There is something telling about the fact that the main character in Visitors, Dorothea May, is called Mrs May by the narrator. The other characters don't have titles and they don't call her Mrs May, but Brookner is clearly making a point. Mrs May is a widow and her social sphere mainly revolves around her husband's cousins Kitty and Molly and their husbands. Indeed her place in the world seems to be entirely entangled in theirs. She doesn't necessarily want to be drawn into their world and perhaps keeps up the relationships more out of a sense of duty than any real positive desire. She has one friend from her single days, but she lives out of London and I don't think the two ever see each other over the course of the story. Even Mrs May's solicitor and doctor are leftovers from her husband.
Stangers, introduced to her for the first time, assumed that she had never married, thinking her self-sufficiency no more than the sum of others' indifference. That was their business; hers was to give no sign of anything out of order. This she succeeded in doing. Unbeknown to herself, she was considered slightly forbidding. She had few friends now, but that, she thought, spared her the pain of losing them.
Into this world drops Ann, Kitty's granddaughter from America, who shows up with her monk-like fiance and their (not outwardly) gay friend Steve. Ann stays with Kitty and her husband Austin while Kitty tries to pull out all of the stops to keep Ann's wedding from becoming a makeshift affair. Ann's macrobiotic fiance David ends up staying with Molly and her husband Harold, the latter of which becomes rather enchanted by David's over-earnest, rather un-English variety of Christian belief. And their friend Steve ends up staying on the other side of London with Mrs May, whose life may be empty but not so empty that she wants a visitor around. In fact from the start of his stay, Mrs May makes it pretty clear that he is only welcome to stay in his room and occasionally other parts of the flat when he is explicitly invited for a meal. If this were a different kind of book, Steve would find his way into Mrs May's heart and it would transform the rest of her life. And certainly if Hollywood got its mitts on the film rights that is exactly what this would turn into.
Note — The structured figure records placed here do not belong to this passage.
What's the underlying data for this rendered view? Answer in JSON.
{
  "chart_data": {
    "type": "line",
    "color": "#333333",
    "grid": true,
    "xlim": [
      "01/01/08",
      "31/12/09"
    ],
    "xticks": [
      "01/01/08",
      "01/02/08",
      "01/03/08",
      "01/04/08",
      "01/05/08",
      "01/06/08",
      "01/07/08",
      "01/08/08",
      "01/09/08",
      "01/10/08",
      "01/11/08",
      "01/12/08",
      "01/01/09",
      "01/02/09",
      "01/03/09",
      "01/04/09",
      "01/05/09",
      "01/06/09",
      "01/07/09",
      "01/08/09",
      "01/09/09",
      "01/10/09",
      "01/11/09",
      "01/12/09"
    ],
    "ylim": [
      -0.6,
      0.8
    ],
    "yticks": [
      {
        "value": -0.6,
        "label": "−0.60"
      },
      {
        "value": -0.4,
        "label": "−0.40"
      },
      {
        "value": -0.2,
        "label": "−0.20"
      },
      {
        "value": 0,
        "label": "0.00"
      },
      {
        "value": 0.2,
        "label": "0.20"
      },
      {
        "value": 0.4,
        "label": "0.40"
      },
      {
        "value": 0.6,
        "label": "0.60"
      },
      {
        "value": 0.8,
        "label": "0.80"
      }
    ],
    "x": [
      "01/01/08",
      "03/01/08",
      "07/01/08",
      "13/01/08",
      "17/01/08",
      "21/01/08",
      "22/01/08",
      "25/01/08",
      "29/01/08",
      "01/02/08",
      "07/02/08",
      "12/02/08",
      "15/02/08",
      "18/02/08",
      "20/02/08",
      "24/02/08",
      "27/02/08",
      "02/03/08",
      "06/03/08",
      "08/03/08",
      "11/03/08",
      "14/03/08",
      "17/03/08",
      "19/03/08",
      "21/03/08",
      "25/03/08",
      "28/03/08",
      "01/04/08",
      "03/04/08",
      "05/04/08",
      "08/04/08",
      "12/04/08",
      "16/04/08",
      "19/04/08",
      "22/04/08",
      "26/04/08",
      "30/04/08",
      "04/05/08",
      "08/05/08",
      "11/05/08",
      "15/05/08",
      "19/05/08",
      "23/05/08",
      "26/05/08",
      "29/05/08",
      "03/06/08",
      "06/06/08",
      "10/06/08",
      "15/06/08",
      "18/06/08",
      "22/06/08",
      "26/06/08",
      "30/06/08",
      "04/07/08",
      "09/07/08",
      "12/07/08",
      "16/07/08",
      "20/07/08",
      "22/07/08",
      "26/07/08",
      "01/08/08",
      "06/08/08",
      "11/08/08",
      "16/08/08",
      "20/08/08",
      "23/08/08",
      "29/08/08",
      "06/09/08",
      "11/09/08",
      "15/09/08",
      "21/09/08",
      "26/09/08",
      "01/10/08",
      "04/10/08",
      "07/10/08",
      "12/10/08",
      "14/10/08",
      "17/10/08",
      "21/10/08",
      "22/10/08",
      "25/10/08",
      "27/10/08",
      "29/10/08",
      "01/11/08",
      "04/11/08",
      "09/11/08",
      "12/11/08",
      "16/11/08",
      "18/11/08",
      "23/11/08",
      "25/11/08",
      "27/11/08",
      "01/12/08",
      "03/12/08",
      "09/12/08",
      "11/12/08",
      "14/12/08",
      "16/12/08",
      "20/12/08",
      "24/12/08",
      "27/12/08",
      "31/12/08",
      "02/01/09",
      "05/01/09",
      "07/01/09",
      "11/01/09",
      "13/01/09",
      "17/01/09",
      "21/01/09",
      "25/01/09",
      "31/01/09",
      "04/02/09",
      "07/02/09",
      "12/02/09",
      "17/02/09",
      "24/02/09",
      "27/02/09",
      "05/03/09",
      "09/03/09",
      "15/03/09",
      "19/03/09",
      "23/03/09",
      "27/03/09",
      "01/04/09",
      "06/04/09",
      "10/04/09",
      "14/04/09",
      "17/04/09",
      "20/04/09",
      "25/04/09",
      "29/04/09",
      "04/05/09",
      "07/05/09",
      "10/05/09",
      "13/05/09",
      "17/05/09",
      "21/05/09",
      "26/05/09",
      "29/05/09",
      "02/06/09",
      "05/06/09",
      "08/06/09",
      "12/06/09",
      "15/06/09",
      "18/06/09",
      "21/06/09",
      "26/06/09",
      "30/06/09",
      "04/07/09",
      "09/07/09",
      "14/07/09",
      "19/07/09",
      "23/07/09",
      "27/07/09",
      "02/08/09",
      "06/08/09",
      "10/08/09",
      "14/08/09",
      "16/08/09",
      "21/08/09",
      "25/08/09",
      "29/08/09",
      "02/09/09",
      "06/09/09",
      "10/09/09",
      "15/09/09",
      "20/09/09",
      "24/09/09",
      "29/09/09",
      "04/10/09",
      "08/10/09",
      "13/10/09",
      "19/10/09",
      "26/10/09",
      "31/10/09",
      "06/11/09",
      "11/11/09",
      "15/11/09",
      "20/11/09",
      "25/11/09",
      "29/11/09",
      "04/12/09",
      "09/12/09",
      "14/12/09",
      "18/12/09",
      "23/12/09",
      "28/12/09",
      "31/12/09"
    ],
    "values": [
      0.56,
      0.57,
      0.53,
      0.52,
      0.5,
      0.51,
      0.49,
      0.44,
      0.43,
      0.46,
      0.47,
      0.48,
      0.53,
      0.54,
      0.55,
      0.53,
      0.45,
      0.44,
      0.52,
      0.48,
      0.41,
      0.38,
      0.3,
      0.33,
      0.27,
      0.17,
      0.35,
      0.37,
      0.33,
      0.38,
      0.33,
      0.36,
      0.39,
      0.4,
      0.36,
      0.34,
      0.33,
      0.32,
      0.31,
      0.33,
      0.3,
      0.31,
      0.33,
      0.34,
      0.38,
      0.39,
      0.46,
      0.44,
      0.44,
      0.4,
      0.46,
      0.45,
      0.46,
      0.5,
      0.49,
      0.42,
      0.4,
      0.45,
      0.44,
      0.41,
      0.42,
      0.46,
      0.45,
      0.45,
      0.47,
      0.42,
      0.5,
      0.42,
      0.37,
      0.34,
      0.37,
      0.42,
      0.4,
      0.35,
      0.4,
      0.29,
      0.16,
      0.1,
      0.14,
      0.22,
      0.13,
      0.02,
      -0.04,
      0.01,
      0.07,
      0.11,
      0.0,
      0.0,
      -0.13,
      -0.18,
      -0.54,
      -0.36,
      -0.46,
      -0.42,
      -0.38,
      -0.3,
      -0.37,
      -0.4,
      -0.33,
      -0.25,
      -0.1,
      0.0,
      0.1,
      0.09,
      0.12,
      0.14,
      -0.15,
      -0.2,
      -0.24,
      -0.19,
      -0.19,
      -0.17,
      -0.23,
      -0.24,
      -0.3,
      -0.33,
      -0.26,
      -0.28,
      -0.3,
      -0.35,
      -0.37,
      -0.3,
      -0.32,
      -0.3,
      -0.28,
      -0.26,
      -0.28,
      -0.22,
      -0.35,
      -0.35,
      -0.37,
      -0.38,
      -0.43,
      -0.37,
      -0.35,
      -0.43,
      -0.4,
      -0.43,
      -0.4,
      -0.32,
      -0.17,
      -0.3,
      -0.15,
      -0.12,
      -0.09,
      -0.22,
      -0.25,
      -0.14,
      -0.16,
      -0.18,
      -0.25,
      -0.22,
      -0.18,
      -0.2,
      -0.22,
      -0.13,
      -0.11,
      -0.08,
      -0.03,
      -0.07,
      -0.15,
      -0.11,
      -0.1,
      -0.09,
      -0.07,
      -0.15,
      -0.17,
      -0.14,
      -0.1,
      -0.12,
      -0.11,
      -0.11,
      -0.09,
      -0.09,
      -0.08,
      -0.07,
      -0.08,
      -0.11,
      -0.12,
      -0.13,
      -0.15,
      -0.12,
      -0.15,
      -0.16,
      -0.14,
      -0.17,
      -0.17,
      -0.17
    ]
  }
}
But this isn't a different kind of novel and, based on the gloriously staid film version of Hotel du Lac, it seems unlikely that there is a director out there waiting to wreak havoc on Brookner's perfect vision. At least I hope not.
There are subplots that revolve around Gerald, the estranged father and son of Ann and Kitty, as well as Ann and David's future, and even to a certain extent, a thought or two about Steve's prospects. But none of this seems to be the point. It's all background to Mrs May's attempts to be left alone. There are glimmers here and there that suggest Mrs May might actually be enjoying the company of her visitor, but they are short-lived, beaten out by her focus on solitude. It is only after all the action of the honeymoon is over and the three young people have gone off to France that Mrs May starts to think that having someone around might not be such a bad thing after all. It's when she is alone again that she realizes that as much as she disliked Steve--and why? there is never any clue as to why he was so unlikable to her--he seemed to have the effect of forcing her to live in the present. In spite of this or perhaps because of it, she did everything she could to make sure that Steve moved on after the wedding. Did she really dislike Steve or was she simply unable to deal with the possibility he represented that the solitude she thought she cherished was not providing her with the life she wanted.
In the end it's not all for nothing. Steve, and the young in general, may not have been the answer for Mrs May, but he does seemed to have provided her with a revelatory moment that promises to alter the trajectory of her final years. She realizes after he is gone that something had shifted.
She knew, quite calmly, that her days were empty, as the flat, which she now entered, was empty, with an emptiness she had not quite anticipated. She had thought to enjoy her solitude, but in fact she found herself listening for another's presence, however fleeting, however indifferent. She would have welcomed a stranger, for now she knew that this was possible.
If the novel had ended there, her future would have seemed pretty bleak. She had her chance and missed it. But in the short, final two chapters she appears to have found a way forward that would make the most of what she had. A way that has her looking at Henry's relatives less like an obligation and more like an opportunity. Certainly doesn't seem like like much, but it just may be enough.